The first two pages, ending in me and my kid brother, are fairly straightforward. It includes the great grandfather and the mannish trick rider and a number of others with notes about how they died coming to America, how this one was a brandymaker shot by the British in 1666, the one Increase Mather wrote about who was massacred by Indians (accounts of the battle would indicate he rather had it coming) and my personal favorite, the minister and noted oriental scholar defrocked for impregnating a maidservant, who later came to America with a number of followers. His wife was very angry with him–“Well, she would be,” Kevin pointed out–and hit him with something which, owing to my mother’s handwriting, appears to be a carp. (Probably not ACTUALLY a carp, but I rather like this version.)

After the first couple of pages, however, Mom started having some fun with it, so a number of generations are skipped over and indicated with rather long arrows, and we get into the really illustrious relatives. If this sheet of paper is to be believed, we are distantly related to several kings of the Visigoths, a couple of Baldwins**, Emperor Charlemagne, a terrifying number of Frankish dukes and sundry Burgundians. (Those arrows clearly cover a LOT of ground…) Since some of those figures can be traced back to positively mythical roots and Mom really likes her arrows, my family tree now includes several Norse demigods, Brunhilde, Lud of the Silver Hand, Bran the Blessed, the Tuatha de Danann, Joseph of Aramathea, Cleopatra, and a suggestive little Ptolemy x Alexander? although there aren’t any offspring off that particular shoot.

At this point she hit the limit of the paper and available mythology, and simply put arrows running off the page labelled “To Troy—“> and “To Ur—>”

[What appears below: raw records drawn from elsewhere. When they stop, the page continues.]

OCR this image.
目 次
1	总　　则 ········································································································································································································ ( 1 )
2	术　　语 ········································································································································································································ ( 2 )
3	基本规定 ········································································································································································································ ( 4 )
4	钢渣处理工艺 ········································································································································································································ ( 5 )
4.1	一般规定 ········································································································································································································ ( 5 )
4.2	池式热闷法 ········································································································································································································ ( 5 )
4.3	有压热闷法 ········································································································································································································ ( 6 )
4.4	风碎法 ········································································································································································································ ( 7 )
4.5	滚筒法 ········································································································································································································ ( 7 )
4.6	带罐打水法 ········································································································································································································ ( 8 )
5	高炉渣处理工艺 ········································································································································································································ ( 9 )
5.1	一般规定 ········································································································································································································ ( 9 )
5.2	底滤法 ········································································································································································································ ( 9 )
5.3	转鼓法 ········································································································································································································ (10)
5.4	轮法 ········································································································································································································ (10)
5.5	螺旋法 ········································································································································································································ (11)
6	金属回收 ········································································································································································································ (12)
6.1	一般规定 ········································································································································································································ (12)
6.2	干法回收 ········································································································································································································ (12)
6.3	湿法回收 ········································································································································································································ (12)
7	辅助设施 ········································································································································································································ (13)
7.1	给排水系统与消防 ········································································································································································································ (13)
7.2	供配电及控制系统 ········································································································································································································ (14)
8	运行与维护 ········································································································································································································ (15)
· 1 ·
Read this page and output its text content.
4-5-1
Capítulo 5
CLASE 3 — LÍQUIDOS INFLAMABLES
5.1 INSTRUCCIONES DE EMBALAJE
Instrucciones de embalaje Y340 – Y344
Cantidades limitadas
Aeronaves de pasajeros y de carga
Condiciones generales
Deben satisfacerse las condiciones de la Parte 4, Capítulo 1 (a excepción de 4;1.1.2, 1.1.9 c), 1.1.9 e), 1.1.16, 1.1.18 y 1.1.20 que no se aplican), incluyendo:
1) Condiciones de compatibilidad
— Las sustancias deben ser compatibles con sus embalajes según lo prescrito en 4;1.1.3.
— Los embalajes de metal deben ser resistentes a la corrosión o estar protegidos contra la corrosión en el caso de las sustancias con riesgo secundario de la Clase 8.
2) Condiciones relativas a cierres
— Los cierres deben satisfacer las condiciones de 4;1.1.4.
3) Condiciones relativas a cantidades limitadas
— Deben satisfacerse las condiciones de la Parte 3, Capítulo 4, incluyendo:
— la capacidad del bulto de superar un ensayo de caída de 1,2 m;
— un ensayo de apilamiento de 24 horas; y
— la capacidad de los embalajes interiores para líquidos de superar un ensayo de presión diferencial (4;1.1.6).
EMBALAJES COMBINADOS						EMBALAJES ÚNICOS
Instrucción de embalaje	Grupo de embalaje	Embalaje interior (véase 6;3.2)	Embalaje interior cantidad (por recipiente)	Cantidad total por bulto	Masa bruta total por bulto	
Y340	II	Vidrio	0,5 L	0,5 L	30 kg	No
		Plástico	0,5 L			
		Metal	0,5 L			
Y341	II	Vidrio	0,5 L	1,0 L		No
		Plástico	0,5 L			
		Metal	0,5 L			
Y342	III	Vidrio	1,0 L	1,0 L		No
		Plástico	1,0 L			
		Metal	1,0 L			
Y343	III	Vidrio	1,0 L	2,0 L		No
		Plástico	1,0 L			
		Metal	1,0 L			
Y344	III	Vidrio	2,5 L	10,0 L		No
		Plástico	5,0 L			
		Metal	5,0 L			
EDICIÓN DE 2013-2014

Kevin, it must be said, greeted the knowledge that I was hypothetically descended from Visigoths with great aplomb. “I can see it,” he said.

“Oh?”

“Not known for their tact, the Visigoths.”

“Oh c’mon…I’m sure they said “excuse me, pardon me, coming through,” when they sacked Rome…”

Generally I find family trees quite tedious, but I gotta give her a big shout-out on this one. I always wanted to be related to Lud of the Silver Hand.

*I appear to be mostly from Prussia.

**If memory serves, one of them had leprosy!

2 thoughts on “To Ur –>

  1. Owlor says:

    So, how much actual evidence do you need to create a geneology, can you just make stuff up? Im pretty sure noone can plausibly trace their bloodline to Norse Demigods (tough I AM swedish, so who knows?)